I believe that the teaching of these major religion has a more secular component than religious. For most of the cities in the middle east was formed through Islamic ambitions. Without including the religion will not give these students the full description on the history of these people. Matter of fact the majority of history has a religious purpose in the background and by not providing it would leave holes into why are the things the way they are now. I see no issue in having the major religions being taught in school, with a major purpose for secular teaching and religious advancement, because it provides a background of world history.

Cori T said...

I agree with both Tyler and Dylan on several points. First, I do not think that religion should be pulled out of schools. I think religion is integral to culture and that should be covered in schools so that children are exposed to (all) the beliefs that dictate (albeit in different ways) the majority of the world's lives.
Second, as Tyler said, there would be a benefit on devoting more time to Islam because it is less understood in our society. With more knowledge, perhaps discrimination and stereotypes will be reduced/debunked.

SC said...

I am slightly more sympathetic to the complaints that there is too much religious coverage altogether.

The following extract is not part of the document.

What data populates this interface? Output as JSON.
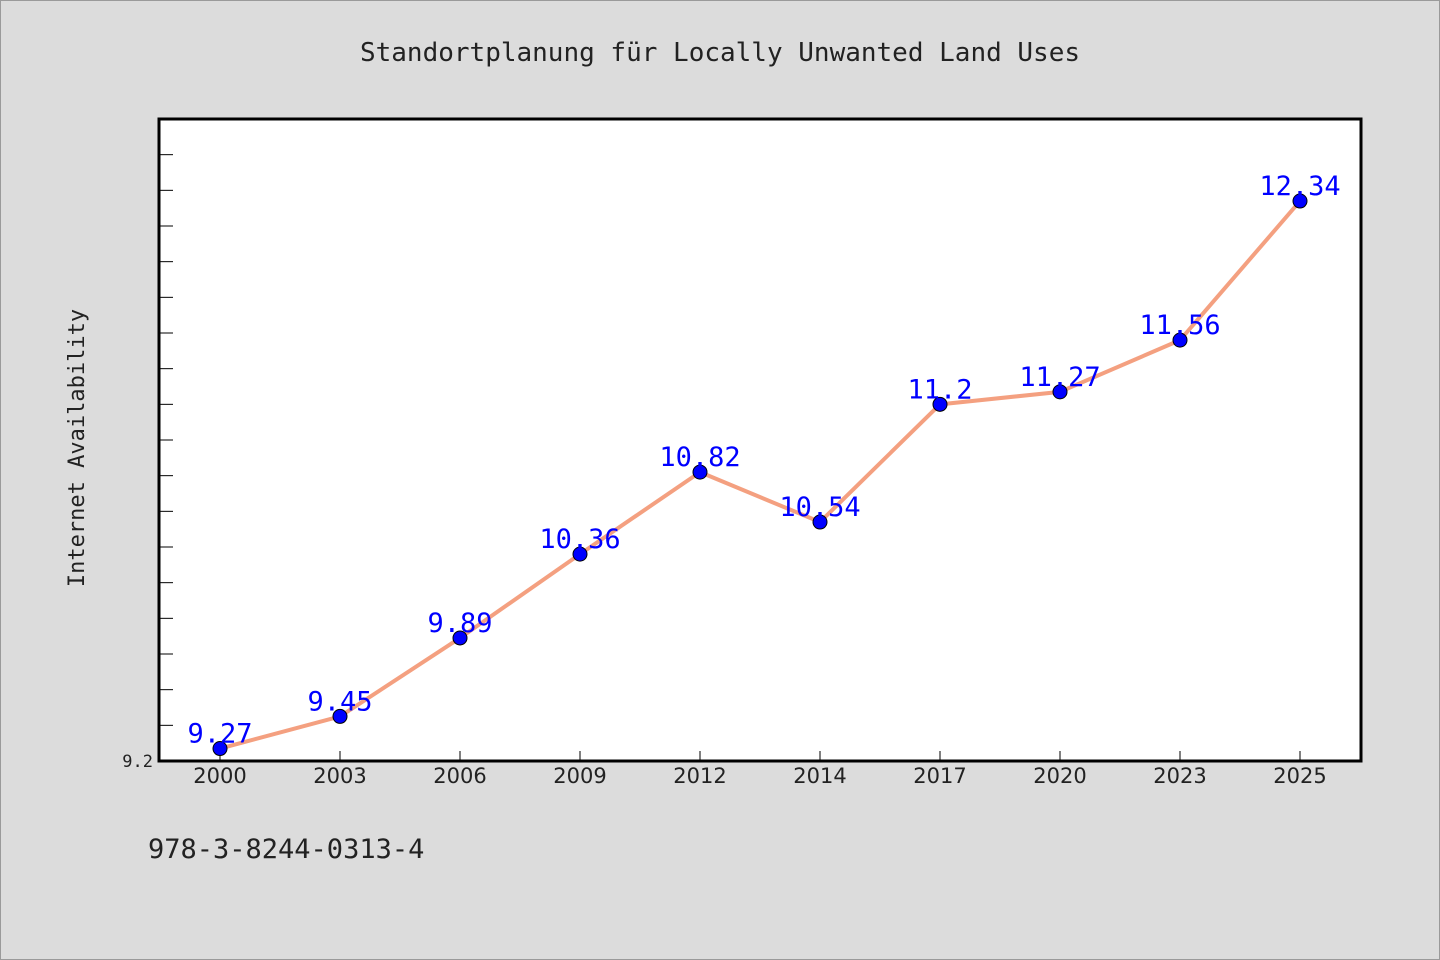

However, I found the people that are complaining because they want Christianity covered more to be humorously hypocritical. They are essentially accusing the school of favoring a religion, while asking to be favored at the same time. Also, I fail to understand how 32 pages out of 1,000 can be considered too much. In addition, the school did not write the textbook, and the school was surely limited by the fact that there are a finite number of textbooks on the subject of world history. Therefore, even if the rise of Islam was overrepresented, the fact that it is could be largely incidental.